09:19 - 6 dicembre 2011 di Dario d'Elia

Il Governo tedesco ha deciso di annullare la normativa del 2009 che consentiva di attivare il blocco dei siti pedopornografici. Non ha funzionato e a volte ha censurato siti assolutamente legali. La nuova via è quella della cancellazione: gli esperti concordano.

La Germania ha deciso di sbloccare l'accesso ai siti pedopornografici, annullando di fatto il sistema di censura digitale in vigore dal 2009. La questione è semplice: non ha funzionato e in molti casi ha messo a rischio il diritto di espressione. Chaos Computer Club, la comunità hacker più grande del paese, ha parlato di una soluzione "inefficace, controproducente e rappresentativa di un avvio di censura online".

Ma sono tutti impazziti, si domanderanno in molti? No, la questione è discutibile, ma dietro questa scelta ci sono motivi piuttosto condivisibili. Il sistema funzionava grazie una sorta di blacklist compilata dalla Polizia Federale Criminale. I siti dai contenuti dubbi in pratica mostravano un segnale di divieto e quindi non erano accessibili. Il problema è che spesso in questa sorta di "trappola" censoria sono finiti anche siti normali.

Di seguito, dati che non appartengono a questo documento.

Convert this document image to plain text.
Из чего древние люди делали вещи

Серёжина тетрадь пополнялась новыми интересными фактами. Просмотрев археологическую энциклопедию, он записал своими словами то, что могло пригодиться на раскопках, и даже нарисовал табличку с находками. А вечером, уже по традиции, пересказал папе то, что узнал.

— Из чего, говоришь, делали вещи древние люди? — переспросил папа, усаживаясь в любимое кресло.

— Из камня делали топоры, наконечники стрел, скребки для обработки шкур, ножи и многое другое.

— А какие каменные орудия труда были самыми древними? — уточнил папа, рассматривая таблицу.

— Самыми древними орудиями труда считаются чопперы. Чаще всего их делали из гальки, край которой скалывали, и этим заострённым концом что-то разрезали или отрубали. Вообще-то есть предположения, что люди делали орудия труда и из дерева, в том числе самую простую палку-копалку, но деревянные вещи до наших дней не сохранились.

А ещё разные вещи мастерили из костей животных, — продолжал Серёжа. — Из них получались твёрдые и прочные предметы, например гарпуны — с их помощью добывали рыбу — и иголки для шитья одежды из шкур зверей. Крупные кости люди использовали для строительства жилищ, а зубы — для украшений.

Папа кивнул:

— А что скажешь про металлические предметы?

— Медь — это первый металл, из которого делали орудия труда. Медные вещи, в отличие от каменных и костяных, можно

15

Senza contare ovviamente i limiti giuridici di questa procedura: la Polizia operava in autonomia senza consultare alcun giudice.

Stopp!

"I blocchi online non hanno senso", ha commentato il programmatore e membro del Partito Pirata Stephan Urbach in una recente intervista con Deutsche Welle. "Mi bastavano 5 minuti per riconfigurare il mio browser se volevo vedere il materiale". Dello stesso avviso il Ministro della Giustizia Sabine Leutheusser-Schnarrenberger che ha bollato la procedura come una "soluzione superficiale".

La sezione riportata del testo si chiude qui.